It isn’t just African-American Republicans who are outraged at Vice-President Joe Biden’s “they're going to put y'all back in chains” remarks; now Douglas Wilder, a Democrat who was the first elected African-American governor in the United states, is angry as well. Wilder, a grandson of slaves, stated that “without question” Biden’s remarks in Danville, Virginia “were appeals to race”.
Wilder followed that comment with this:
“The important thing I got out of this was Biden separated himself from what he accused the people of doing. As a matter of fact, what he said is they are going to do something to y’all, not to me. Not us. So he was still involved with that separate American … What the president needs to do is disassociate himself from trying to show anybody that division is what this administration is about; as some may have said, ‘cool it, back up’.”

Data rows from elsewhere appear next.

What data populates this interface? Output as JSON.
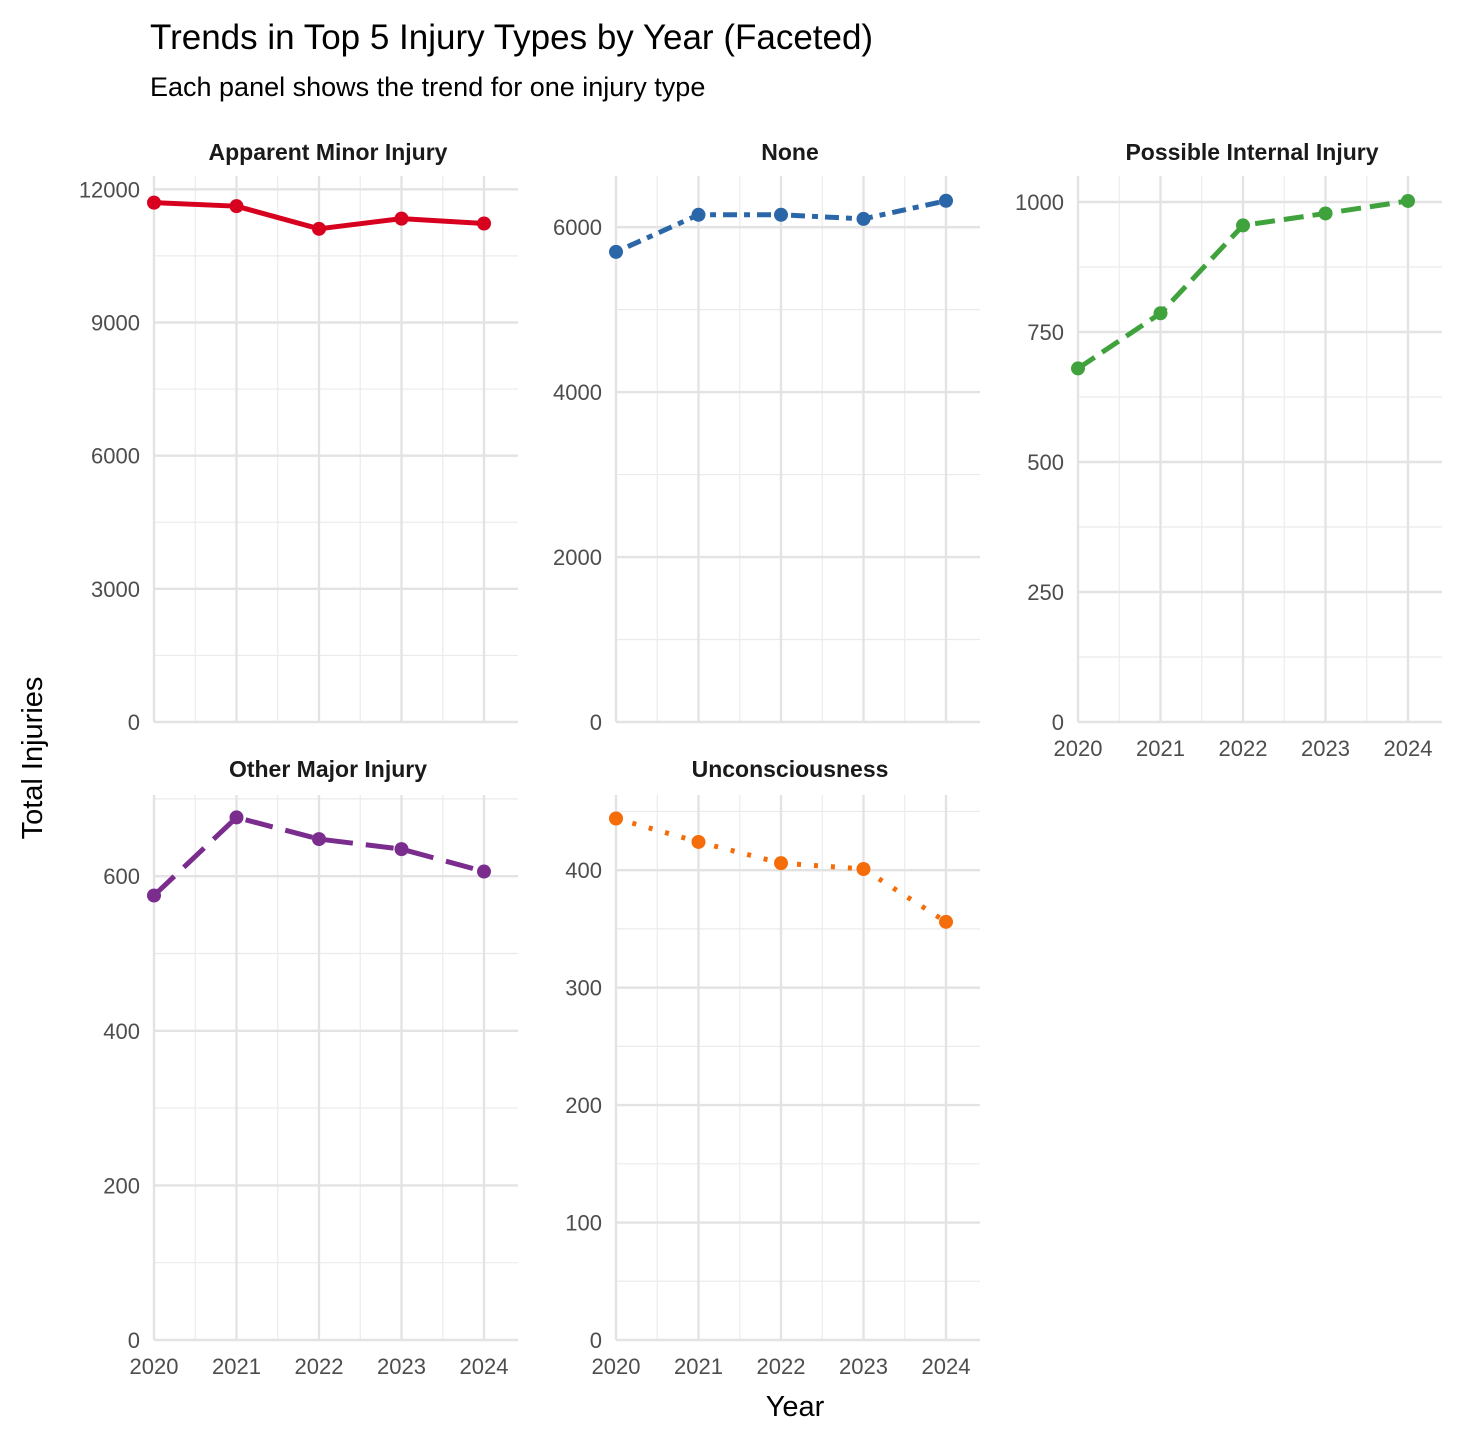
{
  "chart_data": {
    "type": "line",
    "title": "Trends in Top 5 Injury Types by Year (Faceted)",
    "subtitle": "Each panel shows the trend for one injury type",
    "xlabel": "Year",
    "ylabel": "Total Injuries",
    "x": [
      2020,
      2021,
      2022,
      2023,
      2024
    ],
    "x_tick_labels": [
      "2020",
      "2021",
      "2022",
      "2023",
      "2024"
    ],
    "grid": true,
    "legend": "none",
    "panels": [
      {
        "name": "Apparent Minor Injury",
        "color": "#d7001f",
        "linestyle": "solid",
        "values": [
          11700,
          11620,
          11110,
          11340,
          11230
        ],
        "ylim": [
          0,
          12300
        ],
        "y_ticks": [
          0,
          3000,
          6000,
          9000,
          12000
        ],
        "y_tick_labels": [
          "0",
          "3000",
          "6000",
          "9000",
          "12000"
        ],
        "minor_step": 1500
      },
      {
        "name": "None",
        "color": "#2b67a8",
        "linestyle": "dotted-dash",
        "values": [
          5700,
          6150,
          6150,
          6100,
          6320
        ],
        "ylim": [
          0,
          6620
        ],
        "y_ticks": [
          0,
          2000,
          4000,
          6000
        ],
        "y_tick_labels": [
          "0",
          "2000",
          "4000",
          "6000"
        ],
        "minor_step": 1000
      },
      {
        "name": "Possible Internal Injury",
        "color": "#3fa23d",
        "linestyle": "dashed",
        "values": [
          680,
          786,
          955,
          978,
          1002
        ],
        "ylim": [
          0,
          1050
        ],
        "y_ticks": [
          0,
          250,
          500,
          750,
          1000
        ],
        "y_tick_labels": [
          "0",
          "250",
          "500",
          "750",
          "1000"
        ],
        "minor_step": 125
      },
      {
        "name": "Other Major Injury",
        "color": "#7b2d8e",
        "linestyle": "long-dash",
        "values": [
          575,
          676,
          648,
          635,
          606
        ],
        "ylim": [
          0,
          705
        ],
        "y_ticks": [
          0,
          200,
          400,
          600
        ],
        "y_tick_labels": [
          "0",
          "200",
          "400",
          "600"
        ],
        "minor_step": 100
      },
      {
        "name": "Unconsciousness",
        "color": "#f56d0a",
        "linestyle": "dotted",
        "values": [
          444,
          424,
          406,
          401,
          356
        ],
        "ylim": [
          0,
          464
        ],
        "y_ticks": [
          0,
          100,
          200,
          300,
          400
        ],
        "y_tick_labels": [
          "0",
          "100",
          "200",
          "300",
          "400"
        ],
        "minor_step": 50
      }
    ]
  }
}
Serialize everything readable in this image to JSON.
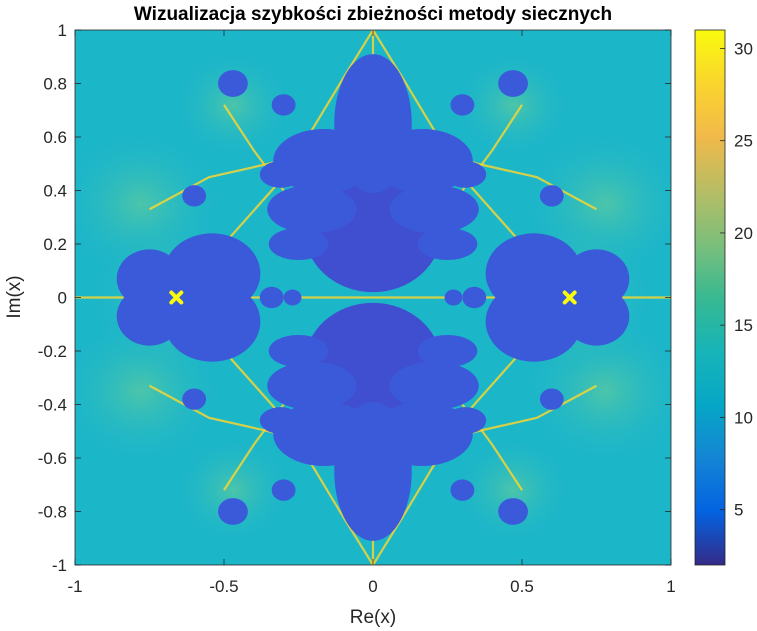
{
  "chart_data": {
    "type": "heatmap",
    "title": "Wizualizacja szybkości zbieżności metody siecznych",
    "xlabel": "Re(x)",
    "ylabel": "Im(x)",
    "xlim": [
      -1,
      1
    ],
    "ylim": [
      -1,
      1
    ],
    "x_ticks": [
      -1,
      -0.5,
      0,
      0.5,
      1
    ],
    "x_tick_labels": [
      "-1",
      "-0.5",
      "0",
      "0.5",
      "1"
    ],
    "y_ticks": [
      1,
      0.8,
      0.6,
      0.4,
      0.2,
      0,
      -0.2,
      -0.4,
      -0.6,
      -0.8,
      -1
    ],
    "y_tick_labels": [
      "1",
      "0.8",
      "0.6",
      "0.4",
      "0.2",
      "0",
      "-0.2",
      "-0.4",
      "-0.6",
      "-0.8",
      "-1"
    ],
    "colorbar": {
      "range": [
        2,
        31
      ],
      "ticks": [
        5,
        10,
        15,
        20,
        25,
        30
      ],
      "tick_labels": [
        "5",
        "10",
        "15",
        "20",
        "25",
        "30"
      ],
      "colormap": "parula"
    },
    "roots": [
      {
        "re": -0.66,
        "im": 0
      },
      {
        "re": 0.66,
        "im": 0
      }
    ],
    "regions": [
      {
        "kind": "circle",
        "cx": 0,
        "cy": 0.25,
        "r": 0.23,
        "value": 5
      },
      {
        "kind": "circle",
        "cx": 0,
        "cy": -0.25,
        "r": 0.23,
        "value": 5
      }
    ],
    "colors": {
      "background": "#1cb6c9",
      "basin": "#3a5ad9",
      "basin_dark": "#3f4fd0",
      "boundary": "#f5d632",
      "halo": "#37c3b0",
      "root": "#f9fb0e"
    }
  }
}
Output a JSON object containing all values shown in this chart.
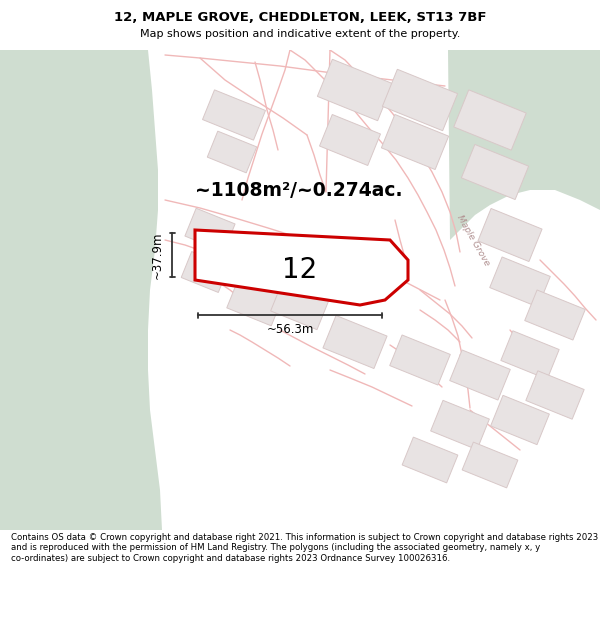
{
  "title_line1": "12, MAPLE GROVE, CHEDDLETON, LEEK, ST13 7BF",
  "title_line2": "Map shows position and indicative extent of the property.",
  "area_text": "~1108m²/~0.274ac.",
  "label_number": "12",
  "dim_width": "~56.3m",
  "dim_height": "~37.9m",
  "road_label": "Maple Grove",
  "footer_text": "Contains OS data © Crown copyright and database right 2021. This information is subject to Crown copyright and database rights 2023 and is reproduced with the permission of HM Land Registry. The polygons (including the associated geometry, namely x, y co-ordinates) are subject to Crown copyright and database rights 2023 Ordnance Survey 100026316.",
  "bg_map_color": "#f7f2f2",
  "bg_left_color": "#cfddd0",
  "bg_top_right_color": "#cfddd0",
  "plot_fill_color": "#ffffff",
  "plot_edge_color": "#cc0000",
  "building_fill": "#e8e3e3",
  "building_edge": "#d8c8c8",
  "road_color": "#f0b8b8",
  "road_fill": "#f7f2f2",
  "plot_outline_color": "#e8b8b8",
  "road_label_color": "#b09090",
  "dim_color": "#333333",
  "title_color": "#000000",
  "footer_color": "#000000",
  "white": "#ffffff"
}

Wilder’s comments were accompanied by African-American Republicans. Artur Davis, an African-American former democratic congressman who was a strong supporter of Barack Obama in 2008 but is now a Republican, strongly condemned Biden:
“I know what Joe Biden was doing. Every black person in that room knew who the ‘y'all’ was. They knew what the chains were. They knew what the metaphor was about.”
Ron Christie, a African-American former advisor to George W. Bush, echoed that sentiment:
“It’s not just that he said what he said yesterday; it’s the manner in which he said it; he was talking and he had a normal cadence, and then in front of an African American audience, or at least 50-50 or so, he starts preaching like he’s in the pulpit on Sunday as if all African-Americans are going to relate to being in church when they hear from a white politician. It’s a demeaning, a degrading, an insulting manner in which the Vice-President acted. This fits a pattern in which he said then-Senator Obama was fresh and clean and well-spoken, of him saying you can’t go into a 7-11 without finding someone with an Indian dialect.”
African-American Republican congressman Tim Scott (R-S.C.), advisor for Mitt Romney, was also furious:
“These are outrageous comments and it simply plays to the same narrative of the Obama Administration, which is simply divide and conquer, rage and division … it fans the flames of a cultural war.”
African-Americans are almost completely in the Barack Obama camp, but Biden’s remarks have crossed the political divide. Will that awaken the African-American community as to which side is truly racist?